Dans « l’état métaphysique », courant de la Renaissance à la Révolution française, les savants
commencèrent à expliquer rationnellement les causes des phénomènes de la nature (essor de
l’astronomie, de la physique et de la chimie). Les agents surnaturels sont remplacés par des
forces abstraites comme la « Nature ». Lentement, à partir du XVIII siècle, une nouvelle
classe, la bourgeoisie industrielle, tend à se substituer à l’aristocratie guerrière. L’état
métaphysique apparaît donc comme une période transitoire du point de vue social.
Enfin, « l’état positif » correspond à une organisation sociale basée sur l’industrie et qui fait
de la production l’activité centrale de la société. A partir du XIX siècle, les scientifiques
formuleront, par un usage combiné du raisonnement et de l’observation, des « lois » sur
l’ensemble des phénomènes. Après l’apparition des sciences appliquées au XVIII et XIX
siècle (physique, chimie, physiologie), une nouvelle science, la « physique sociale » aura
vocation à expliquer le fonctionnement de la société. Auguste Comte a la prescience que, dans
cet « état positif », les scientifiques joueront un rôle essentiel. Il parle même de « sociocratie »

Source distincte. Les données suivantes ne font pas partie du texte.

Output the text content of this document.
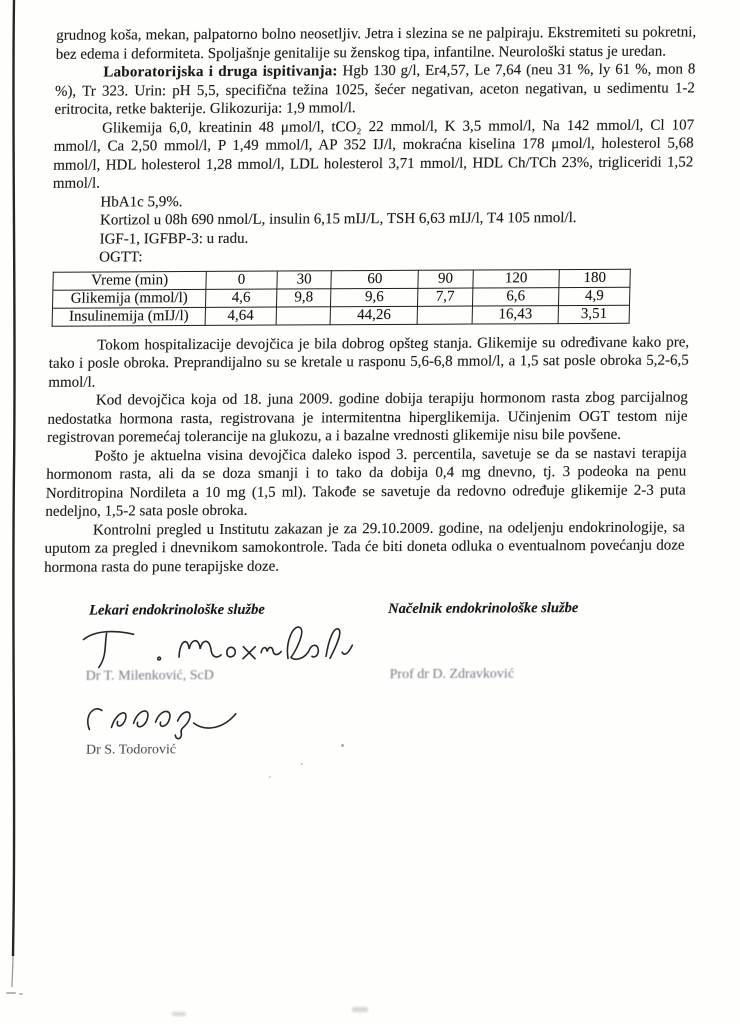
grudnog koša, mekan, palpatorno bolno neosetljiv. Jetra i slezina se ne palpiraju. Ekstremiteti su pokretni, bez edema i deformiteta. Spoljašnje genitalije su ženskog tipa, infantilne. Neurološki status je uredan.

Laboratorijska i druga ispitivanja: Hgb 130 g/l, Er4,57, Le 7,64 (neu 31 %, ly 61 %, mon 8 %), Tr 323. Urin: pH 5,5, specifična težina 1025, šećer negativan, aceton negativan, u sedimentu 1-2 eritrocita, retke bakterije. Glikozurija: 1,9 mmol/l.

Glikemija 6,0, kreatinin 48 μmol/l, tCO₂ 22 mmol/l, K 3,5 mmol/l, Na 142 mmol/l, Cl 107 mmol/l, Ca 2,50 mmol/l, P 1,49 mmol/l, AP 352 IJ/l, mokraćna kiselina 178 μmol/l, holesterol 5,68 mmol/l, HDL holesterol 1,28 mmol/l, LDL holesterol 3,71 mmol/l, HDL Ch/TCh 23%, trigliceridi 1,52 mmol/l.

HbA1c 5,9%.

Kortizol u 08h 690 nmol/L, insulin 6,15 mIJ/L, TSH 6,63 mIJ/l, T4 105 nmol/l.

IGF-1, IGFBP-3: u radu.

OGTT:

Vreme (min)	0	30	60	90	120	180
Glikemija (mmol/l)	4,6	9,8	9,6	7,7	6,6	4,9
Insulinemija (mIJ/l)	4,64		44,26		16,43	3,51

Tokom hospitalizacije devojčica je bila dobrog opšteg stanja. Glikemije su određivane kako pre, tako i posle obroka. Preprandijalno su se kretale u rasponu 5,6-6,8 mmol/l, a 1,5 sat posle obroka 5,2-6,5 mmol/l.

Kod devojčica koja od 18. juna 2009. godine dobija terapiju hormonom rasta zbog parcijalnog nedostatka hormona rasta, registrovana je intermitentna hiperglikemija. Učinjenim OGT testom nije registrovan poremećaj tolerancije na glukozu, a i bazalne vrednosti glikemije nisu bile povšene.

Pošto je aktuelna visina devojčica daleko ispod 3. percentila, savetuje se da se nastavi terapija hormonom rasta, ali da se doza smanji i to tako da dobija 0,4 mg dnevno, tj. 3 podeoka na penu Norditropina Nordileta a 10 mg (1,5 ml). Takođe se savetuje da redovno određuje glikemije 2-3 puta nedeljno, 1,5-2 sata posle obroka.

Kontrolni pregled u Institutu zakazan je za 29.10.2009. godine, na odeljenju endokrinologije, sa uputom za pregled i dnevnikom samokontrole. Tada će biti doneta odluka o eventualnom povećanju doze hormona rasta do pune terapijske doze.

Lekari endokrinološke službe	Načelnik endokrinološke službe
Dr T. Milenković, ScD	Prof dr D. Zdravković
Dr S. Todorović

car il pense que les sociologues, par leurs connaissances particulières sur la société, seront
amenés à diriger les Etats.
- La loi des trois états se place dans le cadre d’une philosophie de l’histoire, dans laquelle
l’Humanité progresse en passant par des étapes successives menant à la connaissance
scientifique. Il s’agit donc d’un évolutionnisme. Mais ajoutons tout de suite que les pays, les
civilisations, progressent à des vitesses différentes sur le long chemin qui mène au savoir
scientifique défini par la loi des trois états. Selon la logique évolutionniste de Comte, certains
pays aujourd’hui, comme l’Afghanistan ou la Somalie, en sont toujours à l’âge théologique,
alors que d’autres, comme la France, en sont déjà à l’âge du positivisme. Ces pays à l’âge
théologique ont toujours des sociétés dominées par une aristocratie guerrière violente, qui
reste animée par une foi religieuse déconcertante pour un esprit rationnel. Par un effet de
miroir, un Européen de 2013 peut voir, dans ces pays « en retard », le passé de sa propre
civilisation. Il y a là un effet « rétroviseur » assez étrange, qui peut susciter une certaine
nostalgie dans le cœur d’un Occidental. La nouveauté de la situation contemporaine réside
dans le fait que la révolution des transports et des nouvelles technologies de l’information
mettent face-à-face des civilisations qui n’ont pas évoluées à la même vitesse. L’Esprit d’un
peuple – c’est-à-dire l’addition des psychologies individuelles d’un peuple - évolue très
lentement, à la vitesse du siècle, alors que les images circulent très rapidement sur les écrans,
en une simple seconde. Cette proximité géographique dans l’écart temporel, accompagnée par
la diffusion de l’armement moderne à l’échelle planétaire, nous réserve sans doute bien des
surprises.
- A partir de la 47ème leçon de son cours de philosophie positive, Auguste Comte remplace
l’expression « physique sociale » par « sociologie ». Il est l’inventeur de cette terminologie.
Pour Comte, la sociologie, science nouvelle expliquant scientifiquement le fonctionnement
des sociétés, s’inscrit dans un projet politique moderniste associant l’ordre et le progrès.
Comte condamne la Révolution française pour sa violence, mais il est favorable à l’idée de
progrès qu’elle suppose (scientifique, économique, social et politique).
- Auguste Comte eut une vie matérielle très difficile et des déboires sentimentaux
pittoresques (ex : son amour platonique pour Clotilde de Vaux et son mariage philanthropique
avec une prostituée). A la fin de sa vie, Auguste Comte fut traumatisé par la mort de Clotilde
de Vaux. Sa pensée sombra alors dans un délire religieux. Il voulut créer une nouvelle
religion, le positivisme, dont Clotilde eût été la prêtresse.
- Auguste Comte fut rejeté de son vivant par les grandes institutions culturelles comme
l’Université ou l’école polytechnique. Il réussit tout de même à regrouper autour de sa
personnalité originale des admirateurs talentueux (ex : Emile Littré), qui, après sa mort,
formèrent un groupe très influent intellectuellement. Cela explique pourquoi on peut voir
aujourd’hui – ironie de l’Histoire - le buste d’Auguste Comte, place de la Sorbonne, à Paris.